Legislator DKI Minta CFD Rasuna Said Dikaji Menyeluruh

Laporan: Sigit Nuryadin
Jumat, 08 Mei 2026 | 20:47 WIB
Kawasan Rasuna Said (SinPo.id/Dok. Beritajkarta)
Kawasan Rasuna Said (SinPo.id/Dok. Beritajkarta)

SinPo.id - Anggota DPRD DKI Jakarta Kevin Wu meminta Pemerintah Provinsi DKI tidak tergesa-gesa menerapkan car free day (CFD) di Jalan H.R. Rasuna Said tanpa kajian menyeluruh. 

Menurut dia, pengaturan lalu lintas hingga pengendalian pedagang kaki lima harus dipastikan lebih dulu sebelum kebijakan dijalankan rutin.

“Saya mendukung rencana CFD Rasuna Said, tapi dukungan ini bukan cek kosong.

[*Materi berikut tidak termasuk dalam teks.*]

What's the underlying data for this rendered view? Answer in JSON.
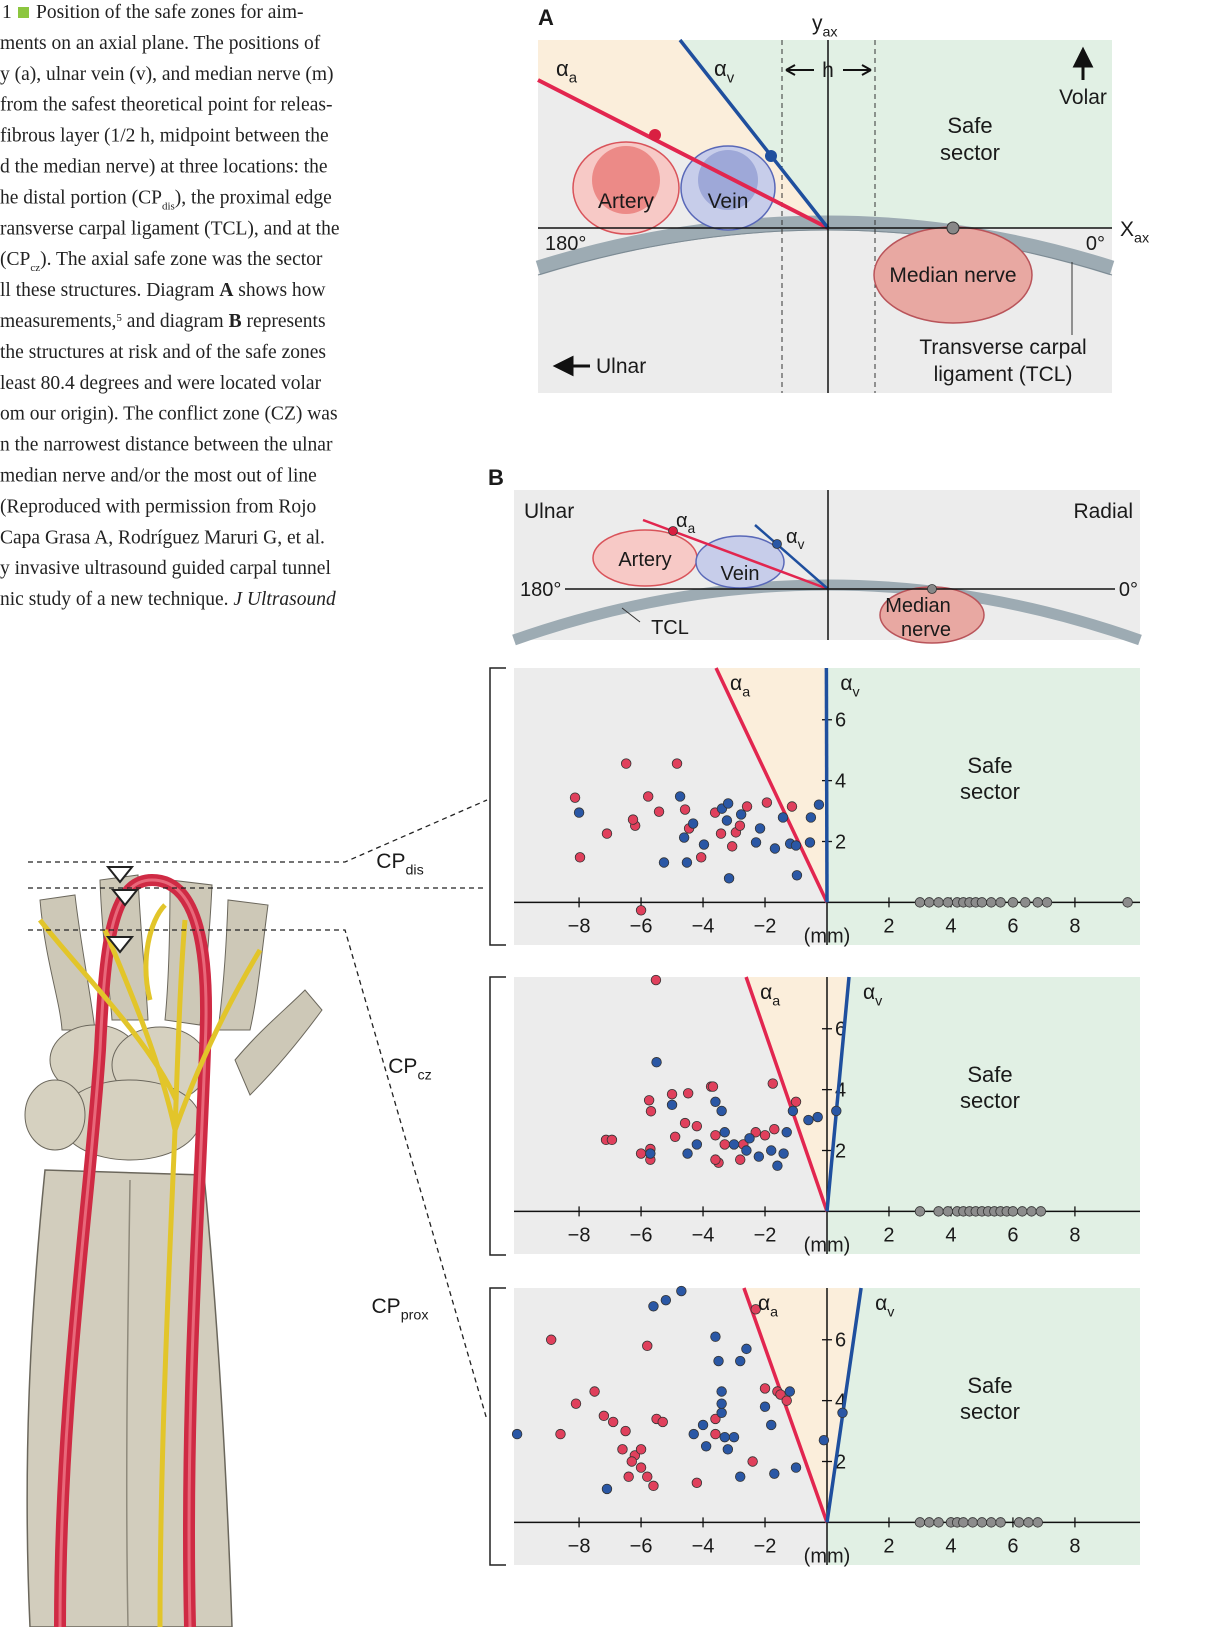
{
  "caption": {
    "figure_number": "1",
    "lines": [
      [
        "Position of the  safe zones  for aim-"
      ],
      [
        "ments on an axial plane. The positions of"
      ],
      [
        "y (a), ulnar vein (v), and median nerve (m)"
      ],
      [
        "from the safest theoretical point for releas-"
      ],
      [
        "fibrous layer (1/2 h, midpoint between the"
      ],
      [
        "d the median nerve) at three locations: the"
      ],
      [
        "he distal portion (CP",
        {
          "sub": "dis"
        },
        "), the proximal edge"
      ],
      [
        "ransverse carpal ligament (TCL), and at the"
      ],
      [
        "(CP",
        {
          "sub": "cz"
        },
        "). The axial safe zone was the sector"
      ],
      [
        "ll these structures. Diagram ",
        {
          "b": "A"
        },
        " shows how"
      ],
      [
        "measurements,",
        {
          "sup": "5"
        },
        " and diagram ",
        {
          "b": "B"
        },
        " represents"
      ],
      [
        "the structures at risk and of the safe zones"
      ],
      [
        "least 80.4 degrees and were located volar"
      ],
      [
        "om our origin). The conflict zone (CZ) was"
      ],
      [
        "n the narrowest distance between the ulnar"
      ],
      [
        "median nerve and/or the most  out of line"
      ],
      [
        "(Reproduced with permission from Rojo"
      ],
      [
        "Capa Grasa A, Rodríguez Maruri G, et al."
      ],
      [
        "y invasive ultrasound guided carpal tunnel"
      ],
      [
        "nic study of a new technique. ",
        {
          "i": "J Ultrasound"
        }
      ]
    ]
  },
  "diagram_a": {
    "panel": "A",
    "y_axis": {
      "main": "y",
      "sub": "ax"
    },
    "x_axis": {
      "main": "X",
      "sub": "ax"
    },
    "alpha_a": {
      "main": "α",
      "sub": "a"
    },
    "alpha_v": {
      "main": "α",
      "sub": "v"
    },
    "h": "h",
    "volar": "Volar",
    "safe": [
      "Safe",
      "sector"
    ],
    "artery": "Artery",
    "vein": "Vein",
    "deg180": "180°",
    "deg0": "0°",
    "median_nerve": "Median nerve",
    "tcl": [
      "Transverse carpal",
      "ligament (TCL)"
    ],
    "ulnar": "Ulnar"
  },
  "diagram_b": {
    "panel": "B",
    "ulnar": "Ulnar",
    "radial": "Radial",
    "alpha_a": {
      "main": "α",
      "sub": "a"
    },
    "alpha_v": {
      "main": "α",
      "sub": "v"
    },
    "artery": "Artery",
    "vein": "Vein",
    "deg180": "180°",
    "deg0": "0°",
    "median_nerve": [
      "Median",
      "nerve"
    ],
    "tcl": "TCL"
  },
  "chart_data": [
    {
      "type": "scatter",
      "label": {
        "main": "CP",
        "sub": "dis"
      },
      "alpha_a": {
        "main": "α",
        "sub": "a"
      },
      "alpha_v": {
        "main": "α",
        "sub": "v"
      },
      "safe": [
        "Safe",
        "sector"
      ],
      "x_unit": "(mm)",
      "xlim": [
        -10.1,
        10.1
      ],
      "ylim": [
        -1.4,
        7.7
      ],
      "xticks": [
        {
          "value": -8,
          "label": "−8"
        },
        {
          "value": -6,
          "label": "−6"
        },
        {
          "value": -4,
          "label": "−4"
        },
        {
          "value": -2,
          "label": "−2"
        },
        2,
        4,
        6,
        8
      ],
      "yticks": [
        2,
        4,
        6
      ],
      "lines": [
        {
          "color": "#e2264f",
          "x": [
            0,
            -3.58
          ],
          "y": [
            0,
            7.7
          ]
        },
        {
          "color": "#1f4f9e",
          "x": [
            0,
            -0.02
          ],
          "y": [
            0,
            7.7
          ]
        }
      ],
      "series": [
        {
          "color": "#e0405c",
          "x": [
            -8.13,
            -6.48,
            -5.77,
            -4.84,
            -7.97,
            -7.1,
            -6.19,
            -6.26,
            -5.42,
            -4.58,
            -4.45,
            -3.61,
            -3.42,
            -3.06,
            -2.94,
            -2.81,
            -2.58,
            -1.94,
            -4.06,
            -6.0,
            -1.13
          ],
          "y": [
            3.44,
            4.56,
            3.48,
            4.56,
            1.48,
            2.26,
            2.52,
            2.72,
            2.98,
            3.05,
            2.43,
            2.95,
            2.26,
            1.84,
            2.3,
            2.52,
            3.15,
            3.28,
            1.48,
            -0.26,
            3.15
          ]
        },
        {
          "color": "#2a57a5",
          "x": [
            -8.0,
            -4.74,
            -4.61,
            -4.32,
            -3.97,
            -3.39,
            -3.19,
            -2.77,
            -2.16,
            -1.68,
            -1.42,
            -1.19,
            -1.0,
            -0.97,
            -0.55,
            -0.52,
            -0.26,
            -5.26,
            -4.52,
            -3.16,
            -2.29,
            -3.23
          ],
          "y": [
            2.95,
            3.48,
            2.13,
            2.59,
            1.9,
            3.08,
            3.25,
            2.89,
            2.43,
            1.77,
            2.79,
            1.93,
            1.87,
            0.89,
            1.97,
            2.79,
            3.21,
            1.31,
            1.31,
            0.79,
            1.97,
            2.69
          ]
        },
        {
          "color": "#8c8c8c",
          "x": [
            3.0,
            3.3,
            3.6,
            3.9,
            4.2,
            4.4,
            4.6,
            4.8,
            5.0,
            5.3,
            5.6,
            6.0,
            6.4,
            6.8,
            7.1,
            9.7
          ],
          "y": [
            0,
            0,
            0,
            0,
            0,
            0,
            0,
            0,
            0,
            0,
            0,
            0,
            0,
            0,
            0,
            0
          ]
        }
      ]
    },
    {
      "type": "scatter",
      "label": {
        "main": "CP",
        "sub": "cz"
      },
      "alpha_a": {
        "main": "α",
        "sub": "a"
      },
      "alpha_v": {
        "main": "α",
        "sub": "v"
      },
      "safe": [
        "Safe",
        "sector"
      ],
      "x_unit": "(mm)",
      "xlim": [
        -10.1,
        10.1
      ],
      "ylim": [
        -1.4,
        7.7
      ],
      "xticks": [
        {
          "value": -8,
          "label": "−8"
        },
        {
          "value": -6,
          "label": "−6"
        },
        {
          "value": -4,
          "label": "−4"
        },
        {
          "value": -2,
          "label": "−2"
        },
        2,
        4,
        6,
        8
      ],
      "yticks": [
        2,
        4,
        6
      ],
      "lines": [
        {
          "color": "#e2264f",
          "x": [
            0,
            -2.61
          ],
          "y": [
            0,
            7.7
          ]
        },
        {
          "color": "#1f4f9e",
          "x": [
            0,
            0.71
          ],
          "y": [
            0,
            7.7
          ]
        }
      ],
      "series": [
        {
          "color": "#e0405c",
          "x": [
            -5.52,
            -7.13,
            -6.94,
            -5.74,
            -5.68,
            -5.0,
            -4.48,
            -3.74,
            -3.68,
            -5.7,
            -6.0,
            -5.7,
            -4.58,
            -4.9,
            -3.6,
            -3.3,
            -2.7,
            -2.3,
            -2.0,
            -1.7,
            -1.75,
            -1.0,
            -3.5,
            -2.8,
            -3.6,
            -4.2
          ],
          "y": [
            7.6,
            2.35,
            2.35,
            3.65,
            3.29,
            3.85,
            3.88,
            4.1,
            4.1,
            2.05,
            1.9,
            1.7,
            2.9,
            2.45,
            2.5,
            2.2,
            2.2,
            2.6,
            2.5,
            2.7,
            4.2,
            3.6,
            1.6,
            1.7,
            1.7,
            2.8
          ]
        },
        {
          "color": "#2a57a5",
          "x": [
            -5.5,
            -5.0,
            -3.6,
            -3.4,
            -3.3,
            -3.0,
            -2.6,
            -2.5,
            -2.2,
            -1.8,
            -1.6,
            -1.4,
            -1.3,
            -1.1,
            -0.6,
            -0.3,
            0.3,
            -4.2,
            -4.5,
            -5.7
          ],
          "y": [
            4.9,
            3.5,
            3.6,
            3.3,
            2.6,
            2.2,
            2.0,
            2.4,
            1.8,
            2.0,
            1.5,
            1.9,
            2.6,
            3.3,
            3.0,
            3.1,
            3.3,
            2.2,
            1.9,
            1.9
          ]
        },
        {
          "color": "#8c8c8c",
          "x": [
            3.0,
            3.6,
            3.9,
            4.2,
            4.4,
            4.6,
            4.8,
            5.0,
            5.2,
            5.4,
            5.6,
            5.8,
            6.0,
            6.3,
            6.6,
            6.9
          ],
          "y": [
            0,
            0,
            0,
            0,
            0,
            0,
            0,
            0,
            0,
            0,
            0,
            0,
            0,
            0,
            0,
            0
          ]
        }
      ]
    },
    {
      "type": "scatter",
      "label": {
        "main": "CP",
        "sub": "prox"
      },
      "alpha_a": {
        "main": "α",
        "sub": "a"
      },
      "alpha_v": {
        "main": "α",
        "sub": "v"
      },
      "safe": [
        "Safe",
        "sector"
      ],
      "x_unit": "(mm)",
      "xlim": [
        -10.1,
        10.1
      ],
      "ylim": [
        -1.4,
        7.7
      ],
      "xticks": [
        {
          "value": -8,
          "label": "−8"
        },
        {
          "value": -6,
          "label": "−6"
        },
        {
          "value": -4,
          "label": "−4"
        },
        {
          "value": -2,
          "label": "−2"
        },
        2,
        4,
        6,
        8
      ],
      "yticks": [
        2,
        4,
        6
      ],
      "lines": [
        {
          "color": "#e2264f",
          "x": [
            0,
            -2.68
          ],
          "y": [
            0,
            7.7
          ]
        },
        {
          "color": "#1f4f9e",
          "x": [
            0,
            1.1
          ],
          "y": [
            0,
            7.7
          ]
        }
      ],
      "series": [
        {
          "color": "#e0405c",
          "x": [
            -8.9,
            -8.6,
            -8.1,
            -7.5,
            -7.2,
            -6.9,
            -6.6,
            -6.5,
            -6.2,
            -6.4,
            -6.3,
            -6.0,
            -6.0,
            -5.8,
            -5.8,
            -5.5,
            -5.3,
            -5.6,
            -4.2,
            -3.6,
            -3.6,
            -2.4,
            -2.0,
            -1.6,
            -1.5,
            -1.3,
            -2.3
          ],
          "y": [
            6.0,
            2.9,
            3.9,
            4.3,
            3.5,
            3.3,
            2.4,
            3.0,
            2.2,
            1.5,
            2.0,
            1.8,
            2.4,
            5.8,
            1.5,
            3.4,
            3.3,
            1.2,
            1.3,
            3.4,
            2.9,
            2.0,
            4.4,
            4.3,
            4.2,
            4.0,
            7.0
          ]
        },
        {
          "color": "#2a57a5",
          "x": [
            -10.0,
            -7.1,
            -5.6,
            -5.2,
            -4.7,
            -4.3,
            -4.0,
            -3.9,
            -3.6,
            -3.5,
            -3.4,
            -3.3,
            -3.2,
            -3.0,
            -2.8,
            -2.6,
            -2.8,
            -2.0,
            -1.8,
            -1.7,
            -1.2,
            -1.0,
            -0.1,
            0.5,
            -3.4,
            -3.4
          ],
          "y": [
            2.9,
            1.1,
            7.1,
            7.3,
            7.6,
            2.9,
            3.2,
            2.5,
            6.1,
            5.3,
            3.6,
            2.8,
            2.4,
            2.8,
            5.3,
            5.7,
            1.5,
            3.8,
            3.2,
            1.6,
            4.3,
            1.8,
            2.7,
            3.6,
            4.3,
            3.9
          ]
        },
        {
          "color": "#8c8c8c",
          "x": [
            3.0,
            3.3,
            3.6,
            4.0,
            4.2,
            4.4,
            4.7,
            5.0,
            5.3,
            5.6,
            6.2,
            6.5,
            6.8
          ],
          "y": [
            0,
            0,
            0,
            0,
            0,
            0,
            0,
            0,
            0,
            0,
            0,
            0,
            0
          ]
        }
      ]
    }
  ]
}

Pemprov DKI harus menyiapkan kajian,” kata Kevin di Jakarta, Jumat, 8 Mei 2026.

Dia menilai kawasan Rasuna Said memiliki karakter berbeda dibanding koridor CFD lain di Jakarta karena menjadi pusat bisnis, diplomasi, dan perkantoran. Karena itu, kata dia, penerapan CFD memerlukan persiapan teknis yang lebih rinci.

Kevin menyebut sejumlah aspek yang perlu dikaji antara lain rekayasa lalu lintas, pengaturan transportasi publik, titik parkir resmi, sistem kebersihan, hingga pengendalian PKL. 

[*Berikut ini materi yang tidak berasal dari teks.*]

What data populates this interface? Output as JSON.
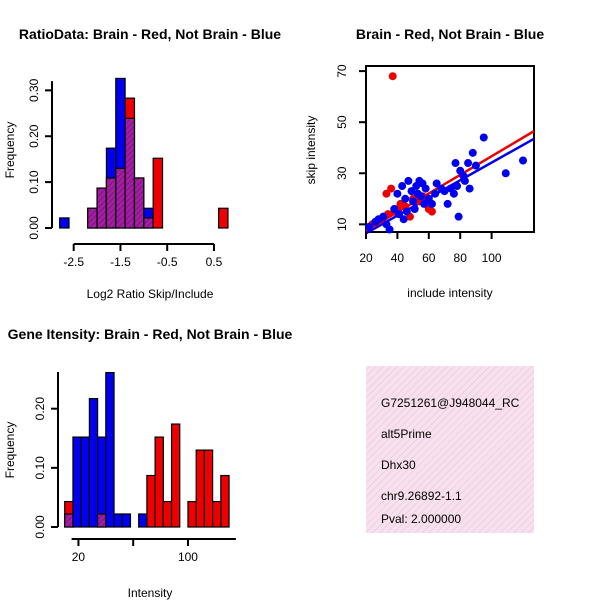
{
  "chart_data": [
    {
      "id": "ratio_hist",
      "type": "bar",
      "title": "RatioData: Brain - Red, Not Brain - Blue",
      "xlabel": "Log2 Ratio Skip/Include",
      "ylabel": "Frequency",
      "xlim": [
        -2.75,
        0.95
      ],
      "ylim": [
        0,
        0.34
      ],
      "xticks": [
        "-2.5",
        "-1.5",
        "-0.5",
        "0.5"
      ],
      "xtick_values": [
        -2.5,
        -1.5,
        -0.5,
        0.5
      ],
      "yticks": [
        "0.00",
        "0.10",
        "0.20",
        "0.30"
      ],
      "ytick_values": [
        0,
        0.1,
        0.2,
        0.3
      ],
      "bin_width": 0.2,
      "series": [
        {
          "name": "Not Brain",
          "color": "#0000ee",
          "bins": [
            [
              -2.8,
              0.022
            ],
            [
              -2.2,
              0.043
            ],
            [
              -2.0,
              0.087
            ],
            [
              -1.8,
              0.174
            ],
            [
              -1.6,
              0.326
            ],
            [
              -1.4,
              0.239
            ],
            [
              -1.2,
              0.109
            ],
            [
              -1.0,
              0.043
            ]
          ]
        },
        {
          "name": "Brain",
          "color": "#ee0000",
          "bins": [
            [
              -2.2,
              0.043
            ],
            [
              -2.0,
              0.087
            ],
            [
              -1.8,
              0.109
            ],
            [
              -1.6,
              0.13
            ],
            [
              -1.4,
              0.283
            ],
            [
              -1.2,
              0.109
            ],
            [
              -1.0,
              0.022
            ],
            [
              -0.8,
              0.152
            ],
            [
              0.6,
              0.043
            ]
          ]
        }
      ]
    },
    {
      "id": "scatter",
      "type": "scatter",
      "title": "Brain - Red, Not Brain - Blue",
      "xlabel": "include intensity",
      "ylabel": "skip intensity",
      "xlim": [
        20,
        127
      ],
      "ylim": [
        7,
        72
      ],
      "xticks": [
        "20",
        "40",
        "60",
        "80",
        "100"
      ],
      "xtick_values": [
        20,
        40,
        60,
        80,
        100
      ],
      "yticks": [
        "10",
        "30",
        "50",
        "70"
      ],
      "ytick_values": [
        10,
        30,
        50,
        70
      ],
      "series": [
        {
          "name": "Brain",
          "color": "#ee0000",
          "points": [
            [
              37,
              68
            ],
            [
              33,
              22
            ],
            [
              36,
              24
            ],
            [
              30,
              12
            ],
            [
              34,
              14
            ],
            [
              40,
              16
            ],
            [
              48,
              13
            ],
            [
              54,
              19
            ],
            [
              60,
              16
            ],
            [
              62,
              15
            ],
            [
              45,
              17
            ],
            [
              27,
              11
            ],
            [
              24,
              10
            ],
            [
              38,
              15
            ],
            [
              42,
              18
            ],
            [
              56,
              21
            ],
            [
              50,
              20
            ]
          ]
        },
        {
          "name": "Not Brain",
          "color": "#0000ee",
          "points": [
            [
              22,
              9
            ],
            [
              26,
              11
            ],
            [
              28,
              12
            ],
            [
              31,
              13
            ],
            [
              33,
              10
            ],
            [
              35,
              8
            ],
            [
              38,
              16
            ],
            [
              40,
              22
            ],
            [
              41,
              14
            ],
            [
              43,
              25
            ],
            [
              44,
              12
            ],
            [
              45,
              20
            ],
            [
              46,
              15
            ],
            [
              47,
              27
            ],
            [
              49,
              23
            ],
            [
              50,
              19
            ],
            [
              51,
              16
            ],
            [
              52,
              25
            ],
            [
              53,
              22
            ],
            [
              54,
              27
            ],
            [
              55,
              21
            ],
            [
              56,
              26
            ],
            [
              57,
              18
            ],
            [
              58,
              24
            ],
            [
              60,
              20
            ],
            [
              62,
              18
            ],
            [
              64,
              22
            ],
            [
              65,
              26
            ],
            [
              68,
              24
            ],
            [
              70,
              23
            ],
            [
              72,
              18
            ],
            [
              74,
              24
            ],
            [
              76,
              22
            ],
            [
              77,
              34
            ],
            [
              78,
              25
            ],
            [
              79,
              13
            ],
            [
              80,
              31
            ],
            [
              82,
              29
            ],
            [
              83,
              27
            ],
            [
              85,
              34
            ],
            [
              86,
              24
            ],
            [
              88,
              38
            ],
            [
              90,
              33
            ],
            [
              95,
              44
            ],
            [
              109,
              30
            ],
            [
              120,
              35
            ]
          ]
        }
      ],
      "fit_lines": [
        {
          "name": "Brain fit",
          "color": "#ee0000",
          "from": [
            20,
            7.5
          ],
          "to": [
            127,
            46.5
          ]
        },
        {
          "name": "Not Brain fit",
          "color": "#0000ee",
          "from": [
            20,
            6.5
          ],
          "to": [
            127,
            43.5
          ]
        }
      ]
    },
    {
      "id": "intensity_hist",
      "type": "bar",
      "title": "Gene Itensity: Brain - Red, Not Brain - Blue",
      "xlabel": "Intensity",
      "ylabel": "Frequency",
      "xlim": [
        8,
        138
      ],
      "ylim": [
        0,
        0.262
      ],
      "xticks": [
        "20",
        "100"
      ],
      "xtick_values": [
        20,
        100
      ],
      "xtick_minor_values": [
        60
      ],
      "yticks": [
        "0.00",
        "0.10",
        "0.20"
      ],
      "ytick_values": [
        0,
        0.1,
        0.2
      ],
      "bin_width": 6,
      "series": [
        {
          "name": "Not Brain",
          "color": "#0000ee",
          "bins": [
            [
              10,
              0.022
            ],
            [
              16,
              0.152
            ],
            [
              22,
              0.152
            ],
            [
              28,
              0.217
            ],
            [
              34,
              0.152
            ],
            [
              40,
              0.261
            ],
            [
              46,
              0.022
            ],
            [
              52,
              0.022
            ],
            [
              64,
              0.022
            ]
          ]
        },
        {
          "name": "Brain",
          "color": "#ee0000",
          "bins": [
            [
              10,
              0.043
            ],
            [
              34,
              0.022
            ],
            [
              70,
              0.087
            ],
            [
              76,
              0.152
            ],
            [
              82,
              0.043
            ],
            [
              88,
              0.174
            ],
            [
              100,
              0.043
            ],
            [
              106,
              0.13
            ],
            [
              112,
              0.13
            ],
            [
              118,
              0.043
            ],
            [
              124,
              0.087
            ]
          ]
        }
      ]
    }
  ],
  "info_panel": {
    "lines": [
      "G7251261@J948044_RC",
      "alt5Prime",
      "Dhx30",
      "chr9.26892-1.1"
    ],
    "pval": "Pval: 2.000000",
    "pval_color": "#8b0000",
    "bg_color": "#f8e1ef",
    "hatch_color": "#ecbcd8"
  },
  "colors": {
    "blue": "#0000ee",
    "red": "#ee0000",
    "overlap": "#a020a0",
    "overlap_hatch": "#7a007a"
  }
}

Selain itu, lanjutnya, pemerintah juga diminta menyediakan fasilitas penunjang seperti toilet umum, posko kesehatan, jalur evakuasi, dan akses yang ramah bagi lansia, anak-anak, serta penyandang disabilitas.

Menurut dia, koordinasi antarorganisasi perangkat daerah tidak boleh hanya bersifat administratif. 

“Harus jelas siapa melakukan apa, siapa bertanggung jawab, dan bagaimana evaluasinya,” ujar Kevin. 

Dia itu juga meminta Pemprov DKI menyusun standar operasional prosedur terpadu sebelum CFD diterapkan secara tetap. 

Kevin menilai simulasi perlu dilakukan untuk memetakan potensi kemacetan, titik kerumunan, parkir liar, hingga mekanisme pengaduan warga secara real time.

Kendati demikian, Kevin menilai pemilihan koridor H.R. Rasuna Said sebagai lokasi pencanangan HUT ke-499 Jakarta sekaligus rencana CFD baru merupakan gagasan yang positif. 

Kawasan tersebut, kata dia, mencerminkan wajah modern Jakarta sebagai pusat bisnis dan aktivitas warga.

“Kalau mau bicara Jakarta menuju kota global, kawasan ini memang salah satu etalasenya,” tandasnya.